The blaze that burned through the town of Lahaina on Maui last week has killed at least 101 people, Hawaii’s governor said.

The announcement on Tuesday comes as a mobile morgue unit arrived to help Hawaii officials working painstakingly to identify those killed in the wildfires.

Officials expected to release the first list of names even as teams intensified the search for more dead in neighbourhoods reduced to ash.

The US Department of Health and Human Services deployed a team of coroners, pathologists and technicians along with exam tables, X-ray units and other equipment to identify victims and process remains, said Jonathan Greene, the agency’s deputy assistant secretary for response.

“It’s going to be a very, very difficult mission,” Mr Greene said.

“And patience will be incredibly important because of the number of victims.”

A week after a blaze tore through historic Lahaina, many survivors started moving into hundreds of hotel rooms set aside for displaced locals, while donations of food, ice, water and other essentials poured in.

Crews using cadaver dogs have scoured about 32% of the area, the County of Maui said in a statement on Tuesday.

Governor Josh Green asked for patience as authorities became overwhelmed with requests to visit the burn area.

Just three bodies have been identified, and officials expected to start releasing names on Tuesday, according to Maui Police chief John Pelletier, who renewed an appeal for families with missing relatives to provide DNA samples.

So far 41 samples have been submitted, the county statement said, and 13 DNA profiles have been obtained from remains.

The governor warned that scores more bodies could be found.

The wildfires, some of which have not yet been fully contained, are already the deadliest in the US in more than a century.
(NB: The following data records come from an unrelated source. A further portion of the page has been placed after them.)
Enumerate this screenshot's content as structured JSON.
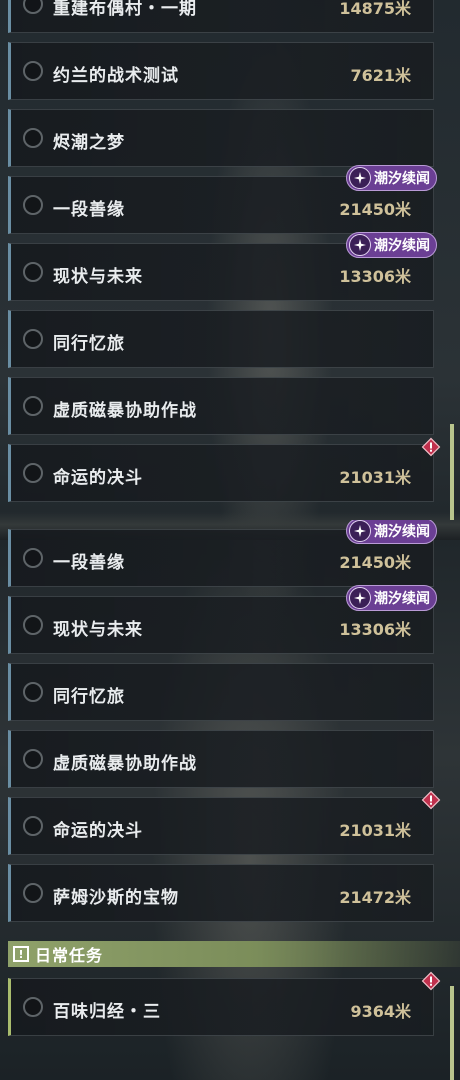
{
  "accent_color": "#a9bd6e",
  "badge_color": "#6b3f94",
  "distance_color": "#cfc19a",
  "top_list": [
    {
      "title": "重建布偶村・一期",
      "distance": "14875米",
      "badge": null,
      "alert": false
    },
    {
      "title": "约兰的战术测试",
      "distance": "7621米",
      "badge": null,
      "alert": false
    },
    {
      "title": "烬潮之梦",
      "distance": "",
      "badge": null,
      "alert": false
    },
    {
      "title": "一段善缘",
      "distance": "21450米",
      "badge": "潮汐续闻",
      "alert": false
    },
    {
      "title": "现状与未来",
      "distance": "13306米",
      "badge": "潮汐续闻",
      "alert": false
    },
    {
      "title": "同行忆旅",
      "distance": "",
      "badge": null,
      "alert": false
    },
    {
      "title": "虚质磁暴协助作战",
      "distance": "",
      "badge": null,
      "alert": false
    },
    {
      "title": "命运的决斗",
      "distance": "21031米",
      "badge": null,
      "alert": true
    }
  ],
  "bottom_list": [
    {
      "title": "一段善缘",
      "distance": "21450米",
      "badge": "潮汐续闻",
      "alert": false
    },
    {
      "title": "现状与未来",
      "distance": "13306米",
      "badge": "潮汐续闻",
      "alert": false
    },
    {
      "title": "同行忆旅",
      "distance": "",
      "badge": null,
      "alert": false
    },
    {
      "title": "虚质磁暴协助作战",
      "distance": "",
      "badge": null,
      "alert": false
    },
    {
      "title": "命运的决斗",
      "distance": "21031米",
      "badge": null,
      "alert": true
    },
    {
      "title": "萨姆沙斯的宝物",
      "distance": "21472米",
      "badge": null,
      "alert": false
    }
  ],
  "daily_section": {
    "title": "日常任务",
    "icon": "exclamation-square-icon",
    "items": [
      {
        "title": "百味归经・三",
        "distance": "9364米",
        "badge": null,
        "alert": true
      }
    ]
  }
}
Their cause was under investigation.

When asked by Hawaii News Now if children are among the missing, Mr Green said: “Tragically, yes… when the bodies are smaller, we know it’s a child.”

He described some of the sites being searched as “too much to share or see from just a human perspective”.

Another complicating factor, Mr Green said, is that storms with rain and high winds were forecast for the weekend.

Officials are mulling whether to “preemptively power down or not for a short period of time, because right now all of the infrastructure is weaker”.

The blaze that swept into centuries-old Lahaina last week destroyed nearly every building in the town of 13,000.

That fire has been 85% contained, according to the county. Another blaze known as the Upcountry fire was 60% contained.

Even where the flames have retreated, authorities have warned that toxic by-products may remain, including in drinking water, after the flames spewed poisonous fumes. That has left many unable to return home.

President Joe Biden said on Tuesday that he and first lady Jill Biden would visit Hawaii “as soon as we can” but he does not want his presence to interrupt recovery and clean-up efforts.

During a stop in Milwaukee to highlight his economic agenda, Mr Biden pledged that “every asset they need will be there for them”.